McKinsey & Company’de henüz 21 yaşındayken büyük sorumluluk alır. Yönetim kuruluna sunuma gitmeye başlar. Kumaşı iyi insanları bünyesine alan şirkette öyle bir ateşin içine atıldığını ve çabuk pişmeyi öğrendiğini anlatan Abay, Silikon Vadisi ile ilgilenir. O kadar ısrarlı yazışmalar yapar ki çok istekli olduğunu anladıklarında transfer teklifi alır. Ailesinin, kendisinin İstanbul’a gitmesine bile alışamadığı dönemde Silikon Vadisi’ne gitme kararı verir.

BANKACILIĞA İLK ADIM

Amerika’ya gidince master yapmaya karar veren Pınar Abay’a hem Harvard, hem de Stanford Üniversitelerinden kabul gelir. Harvard Business School’a gitmeye karar verince Boston’da kalır. İki yıl sonra finans sektöründe ilerlemek ister, McKinsey & Company New York’a girer ve beş yıl boyunca bankacılık konusunda çalışır.

Eşi ile birlikte, çocuklarını Türkiye’de büyütmek istedikleri için ülkeye dönme kararı alırlar. O dönemde Türkiye ekonomisinde pozitif bir ivme olduğu ve bu başarı hikayesinin bir parçası olmak istediği için McKinsey & Company Türkiye’ye döner. Aynı zamanda bankacılık da yükselişte olduğu için geçiş döneminde ING Bank ile de çalışır.

GENÇ GENEL MÜDÜR

Hollanda kökenli ING Bank’ın Türkiye Genel Müdürlüğü teklifini henüz 34 yaşındayken alan Pınar Hanım, her faniye nasip olmayacak böyle bir görevi 5-6 ay gibi düşünme süresi sonrası kabul etti ve 5400 kişilik dev bir kurumun başına geçti.

Pınar Hanım’ın ING Bank Genel Müdürü olduğu günden beri başarılı çalışmalarını, bankaya getirdiği yenilikleri yakından takip ettim. Hem genç hem de sektörün dışından bir isimdi Pınar Hanım.

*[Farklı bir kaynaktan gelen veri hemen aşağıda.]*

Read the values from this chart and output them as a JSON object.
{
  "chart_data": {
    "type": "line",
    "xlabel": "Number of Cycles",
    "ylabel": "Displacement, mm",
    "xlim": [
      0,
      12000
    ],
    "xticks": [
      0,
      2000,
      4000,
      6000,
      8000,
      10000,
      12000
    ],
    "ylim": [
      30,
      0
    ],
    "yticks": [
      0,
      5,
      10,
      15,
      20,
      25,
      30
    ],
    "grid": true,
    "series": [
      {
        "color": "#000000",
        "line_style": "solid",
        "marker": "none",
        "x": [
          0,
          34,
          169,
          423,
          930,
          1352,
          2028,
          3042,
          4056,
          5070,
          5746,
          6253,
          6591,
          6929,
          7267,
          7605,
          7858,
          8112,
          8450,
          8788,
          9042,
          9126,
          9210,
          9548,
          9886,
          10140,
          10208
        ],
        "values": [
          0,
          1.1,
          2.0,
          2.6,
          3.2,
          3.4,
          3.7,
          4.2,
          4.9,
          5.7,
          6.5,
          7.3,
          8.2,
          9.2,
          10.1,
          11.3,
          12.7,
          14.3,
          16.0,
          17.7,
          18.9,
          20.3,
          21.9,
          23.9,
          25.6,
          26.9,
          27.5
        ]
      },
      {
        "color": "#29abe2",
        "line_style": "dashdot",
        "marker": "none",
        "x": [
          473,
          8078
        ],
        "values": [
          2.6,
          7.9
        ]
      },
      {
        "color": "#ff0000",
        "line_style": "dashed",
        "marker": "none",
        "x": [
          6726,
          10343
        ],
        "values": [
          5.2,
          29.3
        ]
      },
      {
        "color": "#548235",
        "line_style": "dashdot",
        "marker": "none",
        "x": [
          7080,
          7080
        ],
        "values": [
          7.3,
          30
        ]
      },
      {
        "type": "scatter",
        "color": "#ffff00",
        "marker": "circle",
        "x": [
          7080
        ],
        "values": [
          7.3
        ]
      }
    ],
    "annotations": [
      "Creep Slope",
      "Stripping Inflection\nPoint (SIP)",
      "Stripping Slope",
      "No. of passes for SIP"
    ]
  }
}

Herkesin merak konusuydu. Ama o başardı, tabuları yıktı. Hem tasarruf hem de ihracat denilince akla ilk gelen banka yaptı ING Bank’ı. İş ve performans odaklı, yapılan işlerin ölçümlenebildiği, kararların subjektif değil, rakamlarla verildiği, başarılı ile başarısız olanın arasındaki farkın belirlenebileceği bir kültür yaratıp alt yapı hazırlayan Pınar Hanım, bankadaki kadın çalışan oranını yüzde 35’ten, yüzde 55’e yükseltti. Duygusal, insanları insan olarak seven, bir o kadar da mütevazı bir kişiliktir Pınar Abay.

Banka yemeklerinde zaman zaman Trilye’ye gelen, sade yaşamı seven Pınar Abay, spora düşkün, yemek gustosu çok farklı olan bir değerimizdir.

“Türkiye’nin En Güçlü 25 CEO”sundan biri seçilen Pınar Abay, Kayserili bir aileden geliyor. Annesinin büyük desteğiyle okuyan, tüm okulları derece ile bitiren Abay, radikal kararlar alan, gülümsemesini hiç esirgemeyen, güçlü bir hitabet yeteneğine sahiptir.

Geçtiğimiz günlerde 40’tan fazla ülkede 38.4 milyon müşteriye hizmet veren ING Grubu’nun Global İcra Kurulu’na atanan Pınar Abay artık Hollanda, Belçika ve Lüksemburg ülkelerinden sorumlu olacak.

ING Grubu gibi büyük bir ailenin tepe yönetiminde, başkent okullarını bitirip başarıya yelken açmış bir hanımefendi ülkemiz için gerçekten bir gururdur. Yeni görevinde de büyük başarılara imza atacağına inancımız sonsuz. Sorumluluğu bundan sonra daha da artacak, ülkemizin de önemli bir temsilcisi olacaktır.

Yarınlar, düşlerinin güzelliğine inananlarındır. İyi pazarlar.